De los padres a la religión
La sociedad civil está formada por redes de vecinos, parroquias, asociaciones locales o escuelas que sostienen la vida cotidiana. Sin ellas, la confianza social se deteriora y aumentan la soledad, la marginalidad y la inseguridad. La familia es el vehículo que transmite esas habilidades sociales y esa responsabilidad comunitaria de una generación a otra.
La idea, antaño extendida, de que los hogares estables restaban tiempo o energía a la participación pública ha perdido todo fundamento. La evidencia muestra lo contrario: las familias intactas impulsan la vida cívica. Los padres casados concentran la mayor parte del voluntariado no político (recaudaciones locales, asociaciones vecinales, actividades escolares), mientras que los solteros o divorciados muestran tasas claramente inferiores.

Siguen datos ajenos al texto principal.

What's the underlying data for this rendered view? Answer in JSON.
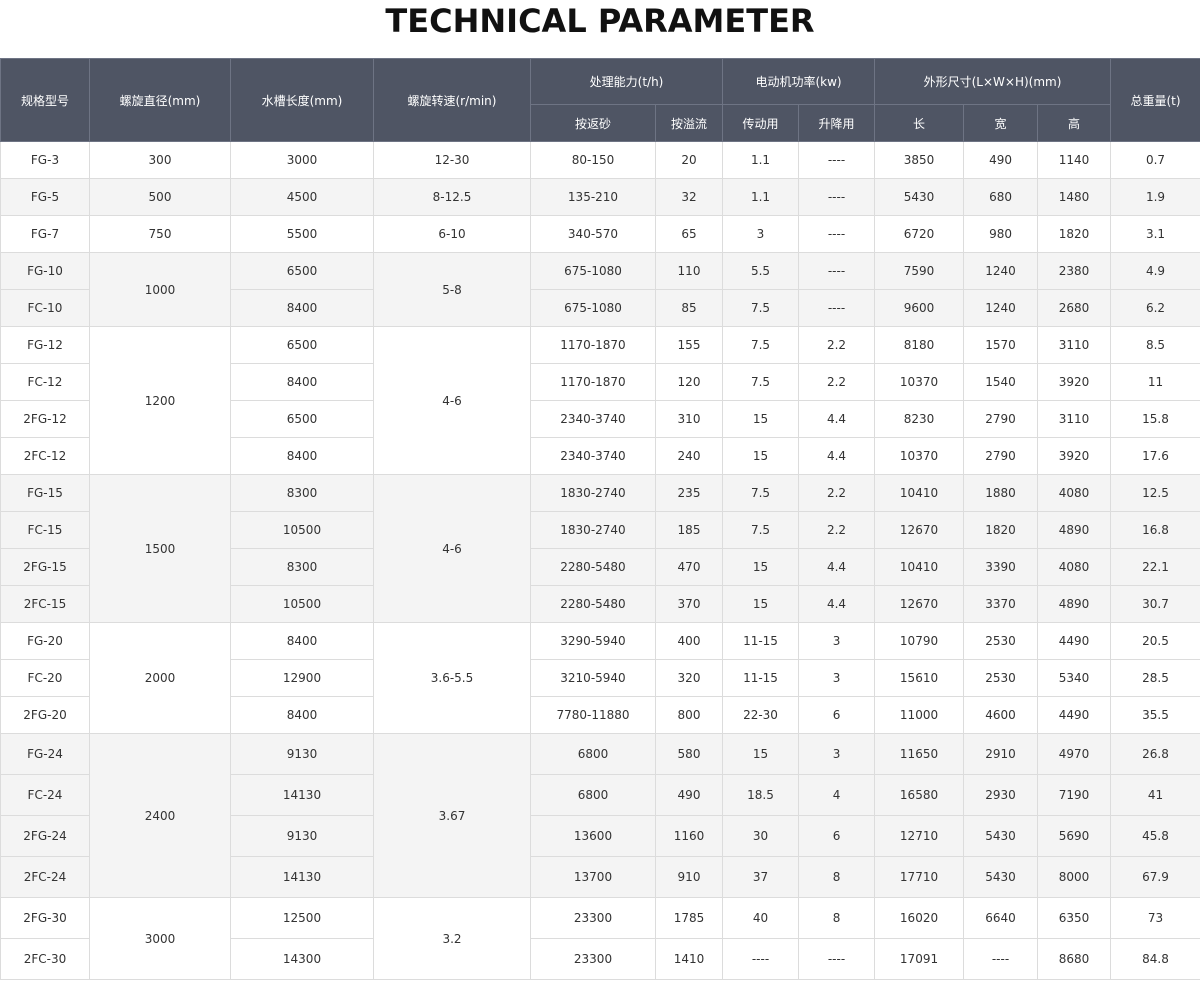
{
  "title": "TECHNICAL PARAMETER",
  "headers": {
    "model": "规格型号",
    "spiral_diameter": "螺旋直径(mm)",
    "tank_length": "水槽长度(mm)",
    "spiral_speed": "螺旋转速(r/min)",
    "capacity": "处理能力(t/h)",
    "capacity_sand": "按返砂",
    "capacity_overflow": "按溢流",
    "motor_power": "电动机功率(kw)",
    "motor_drive": "传动用",
    "motor_lift": "升降用",
    "dimensions": "外形尺寸(L×W×H)(mm)",
    "dim_l": "长",
    "dim_w": "宽",
    "dim_h": "高",
    "weight": "总重量(t)"
  },
  "rows": [
    [
      "FG-3",
      "300",
      "3000",
      "12-30",
      "80-150",
      "20",
      "1.1",
      "----",
      "3850",
      "490",
      "1140",
      "0.7"
    ],
    [
      "FG-5",
      "500",
      "4500",
      "8-12.5",
      "135-210",
      "32",
      "1.1",
      "----",
      "5430",
      "680",
      "1480",
      "1.9"
    ],
    [
      "FG-7",
      "750",
      "5500",
      "6-10",
      "340-570",
      "65",
      "3",
      "----",
      "6720",
      "980",
      "1820",
      "3.1"
    ],
    [
      "FG-10",
      "1000",
      "6500",
      "5-8",
      "675-1080",
      "110",
      "5.5",
      "----",
      "7590",
      "1240",
      "2380",
      "4.9"
    ],
    [
      "FC-10",
      "",
      "8400",
      "",
      "675-1080",
      "85",
      "7.5",
      "----",
      "9600",
      "1240",
      "2680",
      "6.2"
    ],
    [
      "FG-12",
      "1200",
      "6500",
      "4-6",
      "1170-1870",
      "155",
      "7.5",
      "2.2",
      "8180",
      "1570",
      "3110",
      "8.5"
    ],
    [
      "FC-12",
      "",
      "8400",
      "",
      "1170-1870",
      "120",
      "7.5",
      "2.2",
      "10370",
      "1540",
      "3920",
      "11"
    ],
    [
      "2FG-12",
      "",
      "6500",
      "",
      "2340-3740",
      "310",
      "15",
      "4.4",
      "8230",
      "2790",
      "3110",
      "15.8"
    ],
    [
      "2FC-12",
      "",
      "8400",
      "",
      "2340-3740",
      "240",
      "15",
      "4.4",
      "10370",
      "2790",
      "3920",
      "17.6"
    ],
    [
      "FG-15",
      "1500",
      "8300",
      "4-6",
      "1830-2740",
      "235",
      "7.5",
      "2.2",
      "10410",
      "1880",
      "4080",
      "12.5"
    ],
    [
      "FC-15",
      "",
      "10500",
      "",
      "1830-2740",
      "185",
      "7.5",
      "2.2",
      "12670",
      "1820",
      "4890",
      "16.8"
    ],
    [
      "2FG-15",
      "",
      "8300",
      "",
      "2280-5480",
      "470",
      "15",
      "4.4",
      "10410",
      "3390",
      "4080",
      "22.1"
    ],
    [
      "2FC-15",
      "",
      "10500",
      "",
      "2280-5480",
      "370",
      "15",
      "4.4",
      "12670",
      "3370",
      "4890",
      "30.7"
    ],
    [
      "FG-20",
      "2000",
      "8400",
      "3.6-5.5",
      "3290-5940",
      "400",
      "11-15",
      "3",
      "10790",
      "2530",
      "4490",
      "20.5"
    ],
    [
      "FC-20",
      "",
      "12900",
      "",
      "3210-5940",
      "320",
      "11-15",
      "3",
      "15610",
      "2530",
      "5340",
      "28.5"
    ],
    [
      "2FG-20",
      "",
      "8400",
      "",
      "7780-11880",
      "800",
      "22-30",
      "6",
      "11000",
      "4600",
      "4490",
      "35.5"
    ],
    [
      "FG-24",
      "2400",
      "9130",
      "3.67",
      "6800",
      "580",
      "15",
      "3",
      "11650",
      "2910",
      "4970",
      "26.8"
    ],
    [
      "FC-24",
      "",
      "14130",
      "",
      "6800",
      "490",
      "18.5",
      "4",
      "16580",
      "2930",
      "7190",
      "41"
    ],
    [
      "2FG-24",
      "",
      "9130",
      "",
      "13600",
      "1160",
      "30",
      "6",
      "12710",
      "5430",
      "5690",
      "45.8"
    ],
    [
      "2FC-24",
      "",
      "14130",
      "",
      "13700",
      "910",
      "37",
      "8",
      "17710",
      "5430",
      "8000",
      "67.9"
    ],
    [
      "2FG-30",
      "3000",
      "12500",
      "3.2",
      "23300",
      "1785",
      "40",
      "8",
      "16020",
      "6640",
      "6350",
      "73"
    ],
    [
      "2FC-30",
      "",
      "14300",
      "",
      "23300",
      "1410",
      "----",
      "----",
      "17091",
      "----",
      "8680",
      "84.8"
    ]
  ]
}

Además, la presencia de hijos reduce la movilidad residencial y favorece la consolidación de barrios estables. La literatura científica vincula los cambios frecuentes de domicilio con peores resultados educativos, mayor riesgo de problemas de salud mental y más probabilidades de conductas antisociales. Los hogares monoparentales se mudan el doble que los biparentales, lo que añade fragilidad a su situación.

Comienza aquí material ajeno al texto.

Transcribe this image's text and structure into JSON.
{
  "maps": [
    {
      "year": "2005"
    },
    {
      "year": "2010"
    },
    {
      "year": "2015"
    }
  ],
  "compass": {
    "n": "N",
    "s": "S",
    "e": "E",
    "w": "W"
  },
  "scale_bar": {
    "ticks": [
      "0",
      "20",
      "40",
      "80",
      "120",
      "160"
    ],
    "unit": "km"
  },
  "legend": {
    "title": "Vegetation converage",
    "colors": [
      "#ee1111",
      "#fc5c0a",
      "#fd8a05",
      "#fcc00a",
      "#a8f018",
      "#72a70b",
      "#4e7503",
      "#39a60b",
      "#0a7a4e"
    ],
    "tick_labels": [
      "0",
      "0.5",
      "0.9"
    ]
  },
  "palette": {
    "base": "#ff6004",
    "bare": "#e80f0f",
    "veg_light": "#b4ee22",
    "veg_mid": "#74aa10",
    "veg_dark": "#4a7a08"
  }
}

Las instituciones religiosas han sido, durante siglos, contrapesos naturales del poder estatal. La participación en ellas depende, en gran medida, de familias con matrimonios duraderos y presencia de hijos. Las personas casadas acuden más a las celebraciones religiosas, participan más en actividades comunitarias y refuerzan las redes sociales que sostienen a las parroquias y a las organizaciones caritativas. A su vez, quienes practican con regularidad su fe tienden a contraer matrimonio, a mantenerlo por más tiempo y a formar hogares más estables. La ruptura familiar, en cambio, favorece la desvinculación religiosa de los hijos y la repetición de patrones de inestabilidad en la edad adulta.
Consecuencias políticas
Este entramado social tiene efectos claros sobre las actitudes políticas. Las personas casadas y quienes participan activamente en comunidades religiosas muestran una visión más crítica hacia el intervencionismo estatal. En encuestas recientes, los asistentes habituales a misa se declaran abrumadoramente contrarios a un Estado expansivo y consideran que la administración pública es, por lo general, ineficiente. Entre los solteros, especialmente entre las mujeres jóvenes sin hijos, predominan posiciones justamente opuestas: mayor confianza en el aparato estatal y fuerte apoyo a un papel activo del gobierno en la vida social, económica y moral.
La llamada «brecha matrimonial» se ha convertido así en un factor de peso en la política contemporánea. La erosión de la familia reduce la fuerza de aquellas instituciones y modos de vida que tradicionalmente limitaban el alcance del poder público. A menor cohesión familiar, más espacio para que el Estado ocupe, a mayor gloria de la agenda globalista, funciones que antes cumplían comunidades, iglesias y redes vecinales.